Just ensure the digital landing page is accessible and readable—otherwise you create a new barrier.

Common Mistakes to Avoid (And How to Fix Them)

Even well-intentioned packaging becomes inaccessible because of these mistakes:

Mistake 1: “Minimalist design” that sacrifices readability

Fix: Keep design clean, but never compromise font size and contrast.

Mistake 2: Low contrast text

Fix: Improve contrast and ensure key information pops.

Mistake 3: Hard-to-open tamper seals

Fix: Use tamper evidence that is secure but doesn’t require extreme force.

Mistake 4: QR codes that link to inaccessible pages

Fix: Ensure the linked page is readable, mobile-friendly, and accessible.

Mistake 5: Child-resistant that becomes senior-hostile

Fix: Balance safety and senior-friendly packaging design, especially where appropriate.

FAQ

What is accessible packaging?

Accessible packaging is packaging designed so people—including those with disabilities or limited dexterity—can open, understand, and use it easily and safely without assistance.

What is inclusive packaging?

Inclusive packaging is packaging designed to work for the widest range of users, considering differences in ability, age, language, culture, and context.

What are examples of inclusive packaging features?

Examples include easy-open tabs, high contrast labels, readable typography, tactile cues, Braille labeling, ergonomic caps, and QR codes linking to accessible product information.

How do you make packaging easier to open?

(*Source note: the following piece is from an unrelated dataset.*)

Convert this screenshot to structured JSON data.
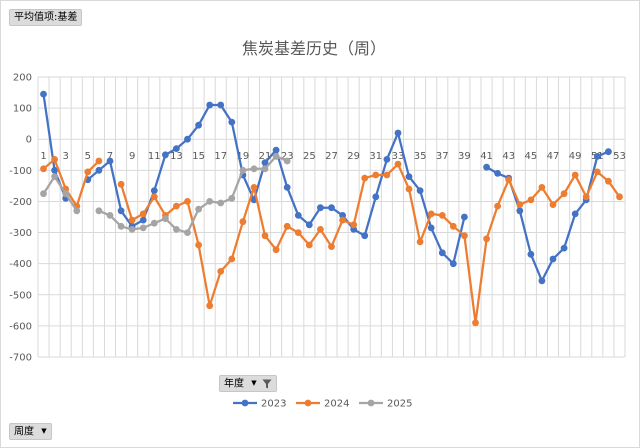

Use easy-open packaging features such as tear notches, pull tabs, easy-peel lids, grip zones, and resealable packaging. ISO 17480 provides standards-based guidance for designing and evaluating opening usability.

Is Braille required on packaging?

For medicinal packaging in the EU, the product name must be expressed in Braille under Article 56a of Directive 2001/83/EC, and leaflets must be available in formats suitable for blind and partially sighted users.

What is ISO 17480?

ISO 17480 is an international standard that provides requirements and recommendations for accessible packaging design, focusing on ease of opening, including opening methods, locations, and evaluation techniques.

Conclusion

Accessible packaging isn’t a trend—it’s a smarter way to design products that people can actually use. When brands invest in inclusive packaging design, they improve customer satisfaction, reduce frustration, expand market reach, and build long-term loyalty. And when you combine legibility, high contrast, tactile packaging, easy-open features, and digital accessibility, you create a packaging experience that truly works for everyone.